Sastra Indonesia, adalah sebuah istilah yang melingkupi berbagai macam karya sastra di Asia Tenggara. Istilah "Indonesia" sendiri mempunyai arti yang saling melengkapi terutama dalam cakupan geografi dan sejarah poltik di wilayah tersebut.
Sastra Indonesia sendiri dapat merujuk pada sastra yang dibuat di wilayah Kepulauan Indonesia. Sering juga secara luas dirujuk kepada sastra yang bahasa akarnya berdasarkan Bahasa Melayu (dimana bahasa Indonesia adalah satu turunannya).

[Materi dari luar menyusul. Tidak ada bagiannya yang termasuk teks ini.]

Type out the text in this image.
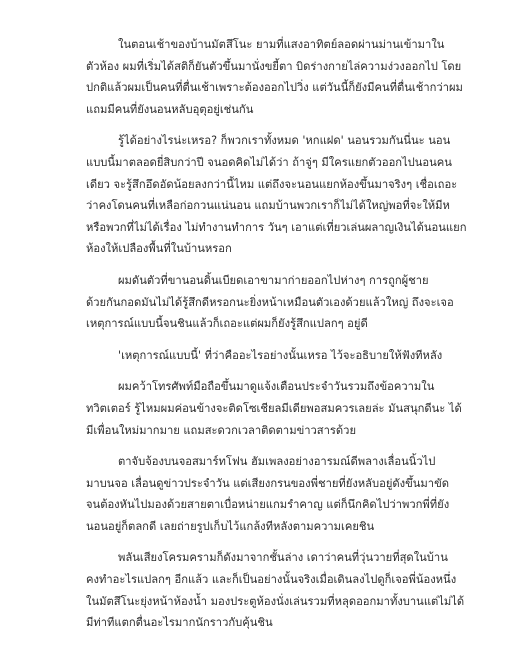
ในตอนเช้าของบ้านมัตสึโนะ ยามที่แสงอาทิตย์ลอดผ่านม่านเข้ามาใน
ตัวห้อง ผมที่เริ่มได้สติก็ยันตัวขึ้นมานั่งขยี้ตา บิดร่างกายไล่ความง่วงออกไป โดย
ปกติแล้วผมเป็นคนที่ตื่นเช้าเพราะต้องออกไปวิ่ง แต่วันนี้ก็ยังมีคนที่ตื่นเช้ากว่าผม
แถมมีคนที่ยังนอนหลับอุตุอยู่เช่นกัน
รู้ได้อย่างไรน่ะเหรอ? ก็พวกเราทั้งหมด 'หกแฝด' นอนรวมกันนี่นะ นอน
แบบนี้มาตลอดยี่สิบกว่าปี จนอดคิดไม่ได้ว่า ถ้าจู่ๆ มีใครแยกตัวออกไปนอนคน
เดียว จะรู้สึกอึดอัดน้อยลงกว่านี้ไหม แต่ถึงจะนอนแยกห้องขึ้นมาจริงๆ เชื่อเถอะ
ว่าคงโดนคนที่เหลือก่อกวนแน่นอน แถมบ้านพวกเราก็ไม่ได้ใหญ่พอที่จะให้มีห
หรือพวกที่ไม่ได้เรื่อง ไม่ทำงานทำการ วันๆ เอาแต่เที่ยวเล่นผลาญเงินได้นอนแยก
ห้องให้เปลืองพื้นที่ในบ้านหรอก
ผมดันตัวที่ขานอนดิ้นเบียดเอาขามาก่ายออกไปห่างๆ การถูกผู้ชาย
ด้วยกันกอดมันไม่ได้รู้สึกดีหรอกนะยิ่งหน้าเหมือนตัวเองด้วยแล้วใหญ่ ถึงจะเจอ
เหตุการณ์แบบนี้จนชินแล้วก็เถอะแต่ผมก็ยังรู้สึกแปลกๆ อยู่ดี
'เหตุการณ์แบบนี้' ที่ว่าคืออะไรอย่างนั้นเหรอ ไว้จะอธิบายให้ฟังทีหลัง
ผมคว้าโทรศัพท์มือถือขึ้นมาดูแจ้งเตือนประจำวันรวมถึงข้อความใน
ทวิตเตอร์ รู้ไหมผมค่อนข้างจะติดโซเชียลมีเดียพอสมควรเลยล่ะ มันสนุกดีนะ ได้
มีเพื่อนใหม่มากมาย แถมสะดวกเวลาติดตามข่าวสารด้วย
ตาจับจ้องบนจอสมาร์ทโฟน ฮัมเพลงอย่างอารมณ์ดีพลางเลื่อนนิ้วไป
มาบนจอ เลื่อนดูข่าวประจำวัน แต่เสียงกรนของพี่ชายที่ยังหลับอยู่ดังขึ้นมาขัด
จนต้องหันไปมองด้วยสายตาเบื่อหน่ายแกมรำคาญ แต่ก็นึกคิดไปว่าพวกพี่ที่ยัง
นอนอยู่ก็ตลกดี เลยถ่ายรูปเก็บไว้แกล้งทีหลังตามความเคยชิน
พลันเสียงโครมครามก็ดังมาจากชั้นล่าง เดาว่าคนที่วุ่นวายที่สุดในบ้าน
คงทำอะไรแปลกๆ อีกแล้ว และก็เป็นอย่างนั้นจริงเมื่อเดินลงไปดูก็เจอพี่น้องหนึ่ง
ในมัตสึโนะยุ่งหน้าห้องน้ำ มองประตูห้องนั่งเล่นรวมที่หลุดออกมาทั้งบานแต่ไม่ได้
มีท่าทีแตกตื่นอะไรมากนักราวกับคุ้นชิน
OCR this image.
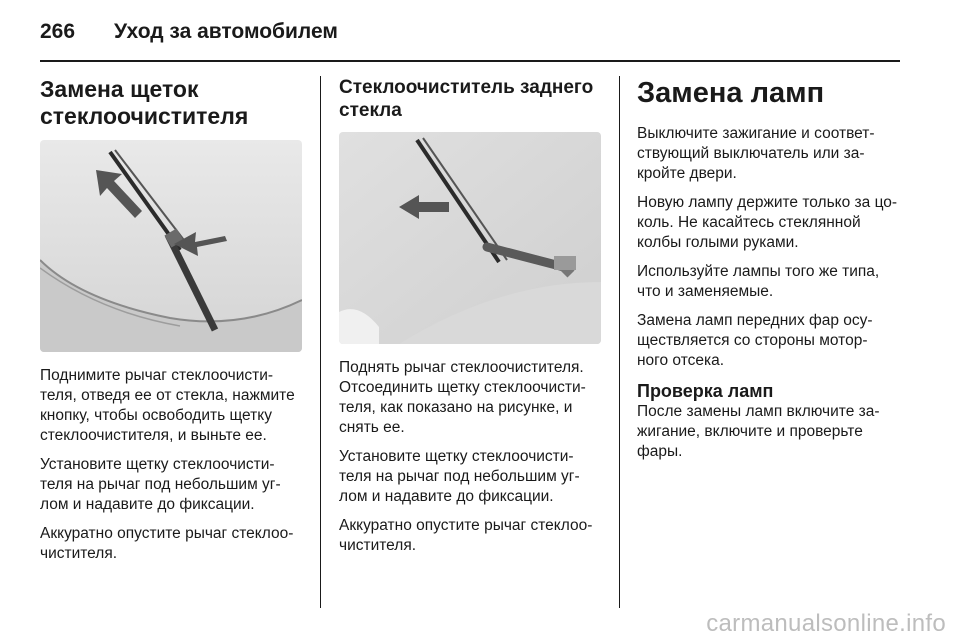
266 Уход за автомобилем
Замена щеток
стеклоочистителя

Поднимите рычаг стеклоочисти-
теля, отведя ее от стекла, нажмите
кнопку, чтобы освободить щетку
стеклоочистителя, и выньте ее.

Установите щетку стеклоочисти-
теля на рычаг под небольшим уг-
лом и надавите до фиксации.

Аккуратно опустите рычаг стеклоо-
чистителя.

Стеклоочиститель заднего
стекла

Поднять рычаг стеклоочистителя.
Отсоединить щетку стеклоочисти-
теля, как показано на рисунке, и
снять ее.

Установите щетку стеклоочисти-
теля на рычаг под небольшим уг-
лом и надавите до фиксации.

Аккуратно опустите рычаг стеклоо-
чистителя.

Замена ламп

Выключите зажигание и соответ-
ствующий выключатель или за-
кройте двери.

Новую лампу держите только за цо-
коль. Не касайтесь стеклянной
колбы голыми руками.

Используйте лампы того же типа,
что и заменяемые.

Замена ламп передних фар осу-
ществляется со стороны мотор-
ного отсека.

Проверка ламп

После замены ламп включите за-
жигание, включите и проверьте
фары.

carmanualsonline.info
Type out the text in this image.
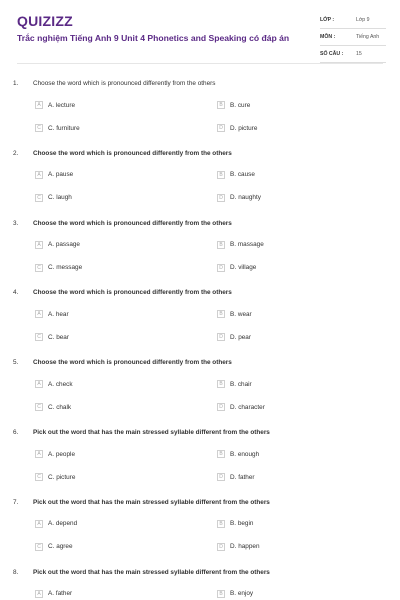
QUIZIZZ
Trắc nghiệm Tiếng Anh 9 Unit 4 Phonetics and Speaking có đáp án
LỚP :	Lớp 9
MÔN :	Tiếng Anh
SỐ CÂU :	15
1. Choose the word which is pronounced differently from the others
A	A. lecture	B	B. cure
C	C. furniture	D	D. picture
2. Choose the word which is pronounced differently from the others
A	A. pause	B	B. cause
C	C. laugh	D	D. naughty
3. Choose the word which is pronounced differently from the others
A	A. passage	B	B. massage
C	C. message	D	D. village
4. Choose the word which is pronounced differently from the others
A	A. hear	B	B. wear
C	C. bear	D	D. pear
5. Choose the word which is pronounced differently from the others
A	A. check	B	B. chair
C	C. chalk	D	D. character
6. Pick out the word that has the main stressed syllable different from the others
A	A. people	B	B. enough
C	C. picture	D	D. father
7. Pick out the word that has the main stressed syllable different from the others
A	A. depend	B	B. begin
C	C. agree	D	D. happen
8. Pick out the word that has the main stressed syllable different from the others
A	A. father	B	B. enjoy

Dengan pengertian kedua maka sastra ini dapat juga diartikan sebagai sastra yang dibuat di wilayah Melayu (selain Indonesia, terdapat juga beberapa negara berbahasa Melayu seperti Malaysia dan Brunei), demikian pula bangsa Melayu yang tinggal di Singapura.
Periodisasi
Sastra Indonesia terbagi menjadi 2 bagian besar, yaitu:
Bahasa lisan adalah suatu bentuk komunikasi yang unik dijumpai pada manusia yang menggunakan kata-kata yang diturunka dari kosakata yang besar (kurang lebih 10.000) bersama-sama dengan berbagai macam nama yang diucapkan melalui atau menggunakan organ mulut. Kata-kata yang terucap tersambung menjadi untaian frase dan kalimat yang dikelompokkan secara sintaktis. Kosa kata dan sintaks yang digunakan, bersama-sama dengan bunyi bahasa yang digunakannya membentuk jati diri bahasa tersebut sebagai bahasa alami.
Menulis adalah suatu kegiatan untuk menciptakan suatu catatan atau informasi pada suatu media dengan menggunakan aksara.

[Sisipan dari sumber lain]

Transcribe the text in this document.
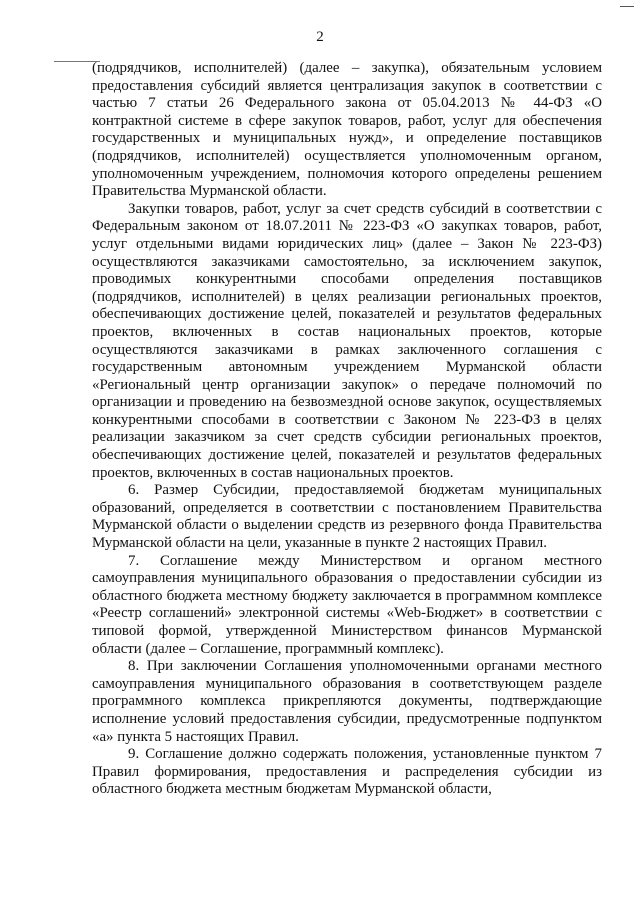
2

(подрядчиков, исполнителей) (далее – закупка), обязательным условием предоставления субсидий является централизация закупок в соответствии с частью 7 статьи 26 Федерального закона от 05.04.2013 № 44-ФЗ «О контрактной системе в сфере закупок товаров, работ, услуг для обеспечения государственных и муниципальных нужд», и определение поставщиков (подрядчиков, исполнителей) осуществляется уполномоченным органом, уполномоченным учреждением, полномочия которого определены решением Правительства Мурманской области.

Закупки товаров, работ, услуг за счет средств субсидий в соответствии с Федеральным законом от 18.07.2011 № 223-ФЗ «О закупках товаров, работ, услуг отдельными видами юридических лиц» (далее – Закон № 223-ФЗ) осуществляются заказчиками самостоятельно, за исключением закупок, проводимых конкурентными способами определения поставщиков (подрядчиков, исполнителей) в целях реализации региональных проектов, обеспечивающих достижение целей, показателей и результатов федеральных проектов, включенных в состав национальных проектов, которые осуществляются заказчиками в рамках заключенного соглашения с государственным автономным учреждением Мурманской области «Региональный центр организации закупок» о передаче полномочий по организации и проведению на безвозмездной основе закупок, осуществляемых конкурентными способами в соответствии с Законом № 223-ФЗ в целях реализации заказчиком за счет средств субсидии региональных проектов, обеспечивающих достижение целей, показателей и результатов федеральных проектов, включенных в состав национальных проектов.

6. Размер Субсидии, предоставляемой бюджетам муниципальных образований, определяется в соответствии с постановлением Правительства Мурманской области о выделении средств из резервного фонда Правительства Мурманской области на цели, указанные в пункте 2 настоящих Правил.

7. Соглашение между Министерством и органом местного самоуправления муниципального образования о предоставлении субсидии из областного бюджета местному бюджету заключается в программном комплексе «Реестр соглашений» электронной системы «Web-Бюджет» в соответствии с типовой формой, утвержденной Министерством финансов Мурманской области (далее – Соглашение, программный комплекс).

8. При заключении Соглашения уполномоченными органами местного самоуправления муниципального образования в соответствующем разделе программного комплекса прикрепляются документы, подтверждающие исполнение условий предоставления субсидии, предусмотренные подпунктом «а» пункта 5 настоящих Правил.

9. Соглашение должно содержать положения, установленные пунктом 7 Правил формирования, предоставления и распределения субсидии из областного бюджета местным бюджетам Мурманской области,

Menulis biasa dilakukan pada kertas dengan menggunakan alat-alat seperti pena atau pensil. Pada awal sejarahnya, menulis dilakukan dengan menggunakan gambar, contohnya tulisan hieroglif (hieroglyph) pada zaman Mesir Kuno.
Tulisan dengan aksara muncul sekitar 5000 tahun lalu. Orang-orang Sumeria (Irak saat ini) menciptakan tanda-tanda pada tanah liat. Tanda-tanda tersebut mewakili bunyi, berbeda dengan huruf-huruf hieroglif yang mewakili kata-kata atau benda.
Kegiatan menulis berkembang pesat sejak diciptakannya teknik percetakan, yang menyebabkan orang makin giat menulis karena karya mereka mudah diterbitkan.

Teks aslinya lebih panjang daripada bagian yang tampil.